Not Following the Herd

“The world would be a better place if everyone was required to spend time in a radically different country than their own.” — Robert Rosencrans ’13, research fellow in Ghana.
ByPamela J. Johnson

A newborn goat, umbilical cord still attached, stumbled across the dusty road, bleating in wonder.

From the airplane window a day earlier, eight USC Dornsife undergraduates had watched the Los Angeles sprawl and jammed I-405 vanish before their eyes.

Now they were in rural Ghana.

On the dirt road where the bewildered kid zigzagged his way to a trip of goats, students were greeted by a coterie of children who hung on them, gleefully yelling, “Obruni! Obruni!,” the Twi word for white person, affectionately given to foreigners. The students took a tro-tro — or minibus — to a one-square-mile patch of farmland, where they would live for five weeks investigating agriculture, education and sustainable development in central Ghana. 

They were part of USC Dornsife’s first Summer Research Fellowship to Ghana held this year. Blue Kitabu, a nonprofit supporting sustainable education in developing nations, organized the program with the Summer Undergraduate Research Fund (SURF).

Blue Kitabu co-founder Elizabeth Barreras earned her bachelor’s degree in international relations from USC Dornsife in 2007. Wanting to involve her alma mater in the Ghana program her organization started two years earlier, she contacted her former professor, Steven Lamy, vice dean for academic programs in USC Dornsife.

“There are many fragile states in Africa, but health care and education options are improving in places like Ghana,” Lamy said. “Our students have an opportunity to really make a difference.”

Barreras accompanied the fellows on their journey, which resulted in research papers containing recommendations for the Ghanaian government.

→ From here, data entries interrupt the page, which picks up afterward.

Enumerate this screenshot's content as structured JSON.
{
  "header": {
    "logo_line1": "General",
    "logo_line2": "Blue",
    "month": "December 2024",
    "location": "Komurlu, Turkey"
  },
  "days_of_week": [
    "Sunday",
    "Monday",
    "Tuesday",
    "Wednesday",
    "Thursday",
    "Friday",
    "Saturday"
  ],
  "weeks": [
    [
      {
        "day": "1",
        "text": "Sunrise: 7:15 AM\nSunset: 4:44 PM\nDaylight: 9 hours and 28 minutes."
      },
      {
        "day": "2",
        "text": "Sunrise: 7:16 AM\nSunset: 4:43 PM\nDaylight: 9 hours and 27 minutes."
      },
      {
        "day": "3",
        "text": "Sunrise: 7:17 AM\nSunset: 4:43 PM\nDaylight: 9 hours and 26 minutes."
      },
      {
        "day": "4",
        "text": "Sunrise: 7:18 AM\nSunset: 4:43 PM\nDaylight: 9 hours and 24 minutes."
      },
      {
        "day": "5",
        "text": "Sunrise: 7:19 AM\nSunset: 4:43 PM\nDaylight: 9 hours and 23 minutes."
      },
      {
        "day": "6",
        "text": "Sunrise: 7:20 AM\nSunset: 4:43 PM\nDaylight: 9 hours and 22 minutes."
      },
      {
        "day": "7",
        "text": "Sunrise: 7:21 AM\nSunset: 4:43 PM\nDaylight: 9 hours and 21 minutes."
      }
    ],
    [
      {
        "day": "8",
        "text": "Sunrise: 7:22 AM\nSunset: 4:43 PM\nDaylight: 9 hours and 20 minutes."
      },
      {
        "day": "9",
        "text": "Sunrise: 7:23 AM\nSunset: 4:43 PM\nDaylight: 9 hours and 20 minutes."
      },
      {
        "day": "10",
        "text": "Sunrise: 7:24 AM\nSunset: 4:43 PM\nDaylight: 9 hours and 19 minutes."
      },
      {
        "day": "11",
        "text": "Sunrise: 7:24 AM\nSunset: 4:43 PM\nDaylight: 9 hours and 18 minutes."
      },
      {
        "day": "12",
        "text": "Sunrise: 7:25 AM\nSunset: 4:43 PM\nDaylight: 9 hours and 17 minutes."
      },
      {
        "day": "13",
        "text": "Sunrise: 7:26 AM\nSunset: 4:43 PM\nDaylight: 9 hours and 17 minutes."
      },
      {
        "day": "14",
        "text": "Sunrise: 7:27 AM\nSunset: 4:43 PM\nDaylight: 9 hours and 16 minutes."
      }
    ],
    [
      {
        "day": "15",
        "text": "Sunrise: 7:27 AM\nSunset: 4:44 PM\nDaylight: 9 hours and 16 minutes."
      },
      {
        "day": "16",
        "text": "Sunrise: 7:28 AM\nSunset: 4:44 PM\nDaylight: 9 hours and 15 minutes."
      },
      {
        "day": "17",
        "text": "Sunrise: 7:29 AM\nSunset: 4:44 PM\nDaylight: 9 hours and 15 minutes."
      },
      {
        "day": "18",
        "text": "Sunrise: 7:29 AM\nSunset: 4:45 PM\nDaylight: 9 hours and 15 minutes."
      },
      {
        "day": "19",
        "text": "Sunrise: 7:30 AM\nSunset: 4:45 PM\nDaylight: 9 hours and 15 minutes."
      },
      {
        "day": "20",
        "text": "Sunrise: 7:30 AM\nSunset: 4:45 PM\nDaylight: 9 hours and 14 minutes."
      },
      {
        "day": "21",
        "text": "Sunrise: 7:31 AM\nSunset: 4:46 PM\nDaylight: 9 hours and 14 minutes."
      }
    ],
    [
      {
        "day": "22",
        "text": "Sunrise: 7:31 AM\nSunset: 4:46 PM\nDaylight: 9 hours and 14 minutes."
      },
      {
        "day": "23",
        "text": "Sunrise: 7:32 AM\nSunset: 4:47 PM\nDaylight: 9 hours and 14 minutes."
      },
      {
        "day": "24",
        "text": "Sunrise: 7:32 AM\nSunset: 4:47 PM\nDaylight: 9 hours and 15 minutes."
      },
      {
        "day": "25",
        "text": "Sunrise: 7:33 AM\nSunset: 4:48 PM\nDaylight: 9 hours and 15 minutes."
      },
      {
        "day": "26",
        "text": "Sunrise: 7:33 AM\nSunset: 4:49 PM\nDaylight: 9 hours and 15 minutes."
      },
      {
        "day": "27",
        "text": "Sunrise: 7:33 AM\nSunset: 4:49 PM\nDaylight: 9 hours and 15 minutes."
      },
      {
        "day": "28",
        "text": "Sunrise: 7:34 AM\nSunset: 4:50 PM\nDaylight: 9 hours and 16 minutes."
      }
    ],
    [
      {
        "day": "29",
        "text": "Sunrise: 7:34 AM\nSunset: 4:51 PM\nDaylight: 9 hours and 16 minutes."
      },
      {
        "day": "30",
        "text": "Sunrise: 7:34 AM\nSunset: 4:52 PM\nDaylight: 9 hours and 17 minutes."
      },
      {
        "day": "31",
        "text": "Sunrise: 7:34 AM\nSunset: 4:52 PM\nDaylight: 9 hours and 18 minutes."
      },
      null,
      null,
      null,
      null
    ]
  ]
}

But before they could offer realistic advice, students had to walk the walk.

Sometimes, literally.

 


Left: a tro-tro breaks down. Right: fellow Elisabeth Wolfenden leads the way on a narrow bridge. Photos courtesy of Blue Kitabu and Ghana Research Fellows.

“We climbed a mountain,” said Aron Theising, a junior majoring in economics, as if doing so was commonplace. After a tough hike to a waterfall, they felt a sense of accomplishment and closeness.

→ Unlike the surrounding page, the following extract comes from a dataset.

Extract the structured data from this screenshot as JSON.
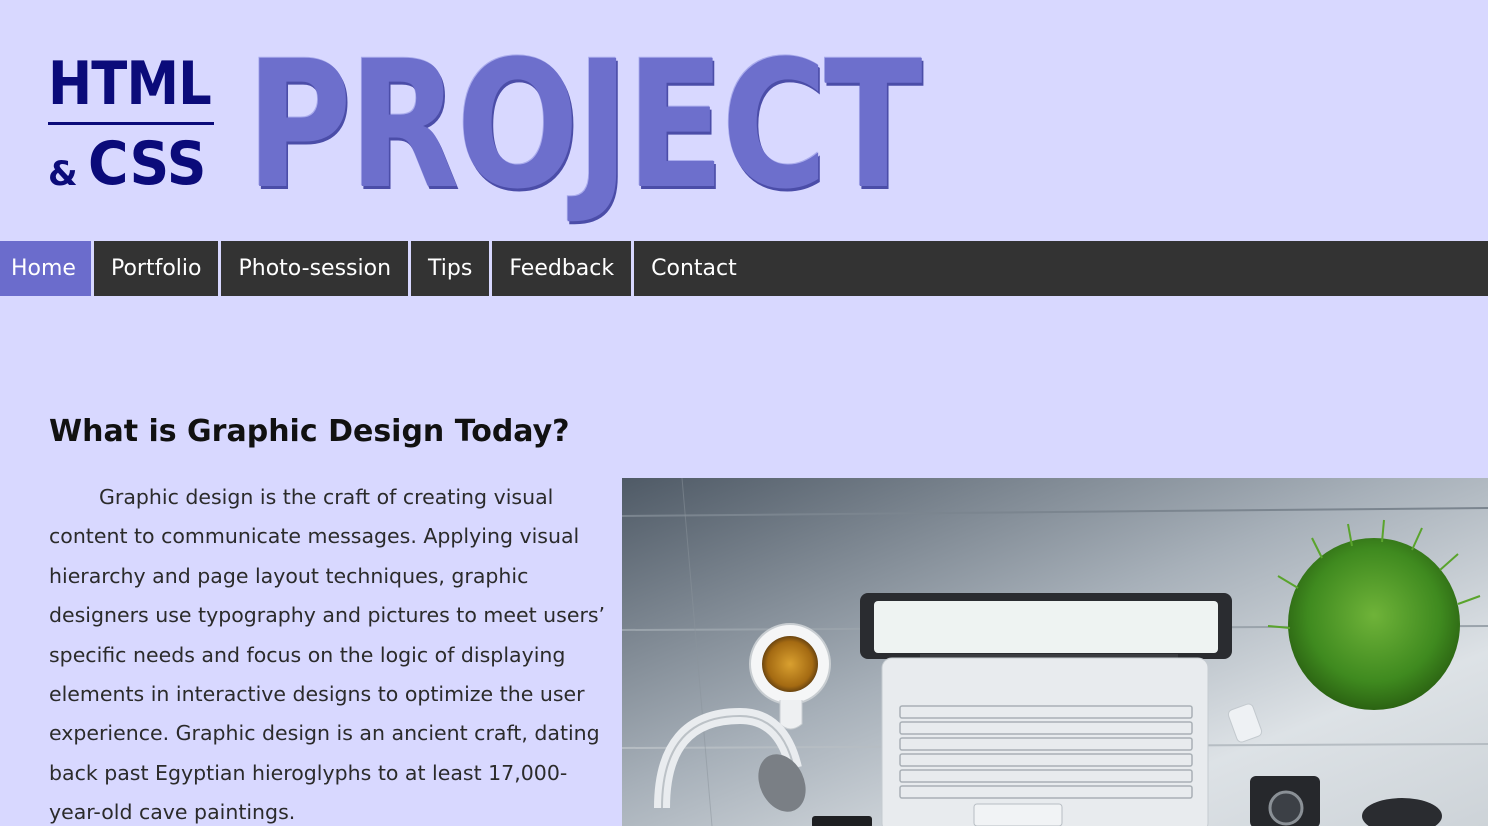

“So we huddled together and flashed the Trojan victory sign.”

Climb a mountain they did. Theising could have been referring to what this group achieved in five short weeks with never-ending barricades.

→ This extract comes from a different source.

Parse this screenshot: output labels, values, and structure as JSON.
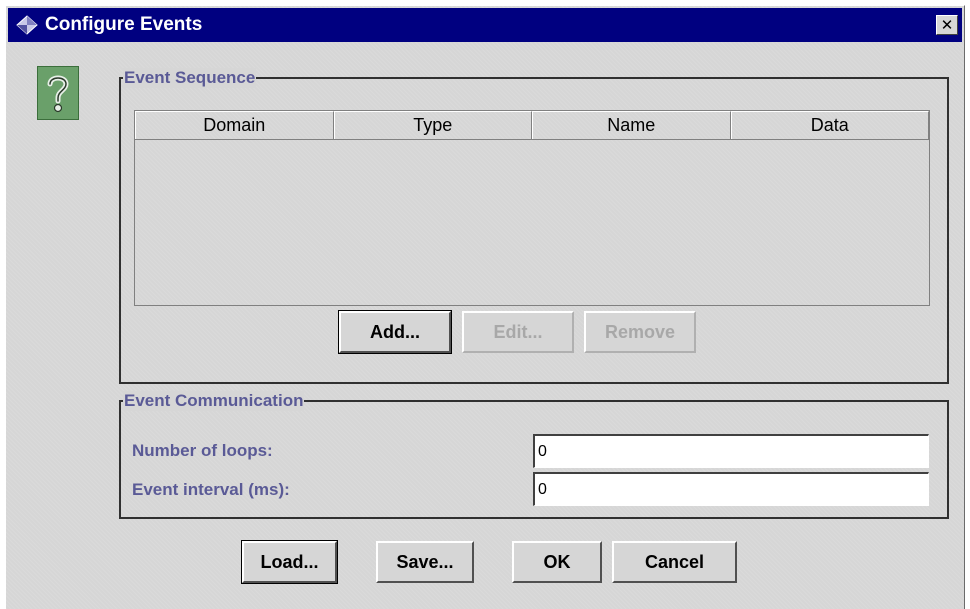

“I was really impressed with their guerrilla-like tactics,” Barreras said of the fellows. “They had incredible obstacles when conducting their research. They had to be very persistent and knock on every door. Everyone adapted and rolled with the punches.”

 

The HIV/AIDS Stigma

Theising, for example, quickly hit a brick wall finding anyone with HIV/AIDS willing to talk. Of Ghana’s 24 million people, 1.8 percent reportedly has HIV/AIDS, but Theising believes the number is higher. He expanded his research analyzing the economic effects of HIV/AIDS in Ghana to include studying the stigma associated with the disease.

When those with HIV decide to tell their communities, he said, many are fired from their jobs, beaten by community members and kicked out of their homes.

“Doctors usually spread the names of people who have HIV,” Theising said. “So someone from Cape Coast will go all the way to Accra, a three-hour drive, to get treatment.”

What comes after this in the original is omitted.